Early warning model with machine learning for Turkish Insurance Sector


Tezin Türü: Yüksek Lisans

Tezin Yürütüldüğü Kurum: Orta Doğu Teknik Üniversitesi, Uygulamalı Matematik Enstitüsü, Finansal Matematik Anabilim Dalı, Türkiye

Tezin Onay Tarihi: 2019

Tezin Dili: İngilizce

Öğrenci: GÜNAY BURAK KOÇER

Danışman: Sevtap Ayşe Kestel

Özet:

Early warning models are needed to ensure that relevant stakeholders would not cause worse outcomes by ignoring the risks. Specific to the insurance sector, this risk is about meeting the obligations and its sustainability. In this study, an early warning model is formed using the ratios obtained from the financial statements of insurance companies. The goal of the model is to identify the risk areas and to support the strengthening of the financial structure and taking timely measures in companies. Since the data consisted of annual periods, only non-life insurance companies are included in the analysis. The annual balance sheet and statements of income declared by the Insurance Association of Turkey (IAT) and the annual reports about insurance and private pension activities published by The Republic of Turkey Ministry of Treasury and Finance (TRMTF) are examined based on companies, and ratios to be used in the model are calculated. The data set is composed of 70 financial ratios obtained from the financial statements of all non-life insurance companies operating between 2011-2018. Classifications are determined as credit, liquidity, market, reinsurance, underwriting, technical provisions, reputational, operational, profitability, and capital risks.

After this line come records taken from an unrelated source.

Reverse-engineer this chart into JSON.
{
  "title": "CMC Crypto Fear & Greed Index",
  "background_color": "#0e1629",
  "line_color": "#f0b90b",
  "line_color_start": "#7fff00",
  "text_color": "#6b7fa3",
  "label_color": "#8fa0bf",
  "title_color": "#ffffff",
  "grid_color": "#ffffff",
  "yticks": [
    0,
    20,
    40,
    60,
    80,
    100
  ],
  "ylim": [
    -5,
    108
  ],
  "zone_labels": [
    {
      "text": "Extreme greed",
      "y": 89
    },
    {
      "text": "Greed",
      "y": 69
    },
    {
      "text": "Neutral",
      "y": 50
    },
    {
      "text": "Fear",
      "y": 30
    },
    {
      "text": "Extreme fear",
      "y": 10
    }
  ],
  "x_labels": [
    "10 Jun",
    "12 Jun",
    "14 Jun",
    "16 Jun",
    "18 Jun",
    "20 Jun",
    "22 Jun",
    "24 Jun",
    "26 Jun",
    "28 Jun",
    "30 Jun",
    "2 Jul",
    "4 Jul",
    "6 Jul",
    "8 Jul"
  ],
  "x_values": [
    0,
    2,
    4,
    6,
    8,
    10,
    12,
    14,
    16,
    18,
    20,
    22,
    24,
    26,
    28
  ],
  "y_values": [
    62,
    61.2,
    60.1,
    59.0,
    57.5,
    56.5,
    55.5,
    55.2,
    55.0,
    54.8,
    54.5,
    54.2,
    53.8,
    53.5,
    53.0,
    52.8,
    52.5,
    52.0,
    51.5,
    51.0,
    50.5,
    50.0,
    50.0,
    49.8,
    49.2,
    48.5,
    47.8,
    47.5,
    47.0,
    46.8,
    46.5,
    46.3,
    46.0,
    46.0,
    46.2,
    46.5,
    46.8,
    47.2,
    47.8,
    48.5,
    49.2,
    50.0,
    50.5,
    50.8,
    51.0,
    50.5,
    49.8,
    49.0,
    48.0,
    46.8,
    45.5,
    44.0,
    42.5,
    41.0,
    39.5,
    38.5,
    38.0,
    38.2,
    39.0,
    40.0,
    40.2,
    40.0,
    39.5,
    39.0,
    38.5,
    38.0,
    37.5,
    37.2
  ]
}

In the developed model, the values realized in 2018 are estimated with machine learning methods by using the data of 2011-2017. Random Forest, Neural Networks, Gradient Boosting Machine and Extreme Gradient Boosting are used as analysis methods, and Boruta is used as a feature selection method. Capital requirement ratio is chosen as the dependent variable. The other 69 ratios are the independent variables and this set is reduced to 22 independent variables by the Boruta method. Analyzes are conducted on two datasets with 69 and 22 independent variables and the results are compared. Furthermore, after predicting the 2018 values for above mentioned 38 non-life insurance companies and doing stage classifications with those values, whether the actual stages match with the predicted stages is evaluated. The best estimate accuracy belongs to Random Forest and Gradient Boosting Machine methods with 87%. The predictive power decreases with 22 independent variables, but the results are still close to each other. Then, performances of machine learning models are compared over capital adequacy classification. In this comparison, the best predictive method is Neural Networks with 95% accuracy.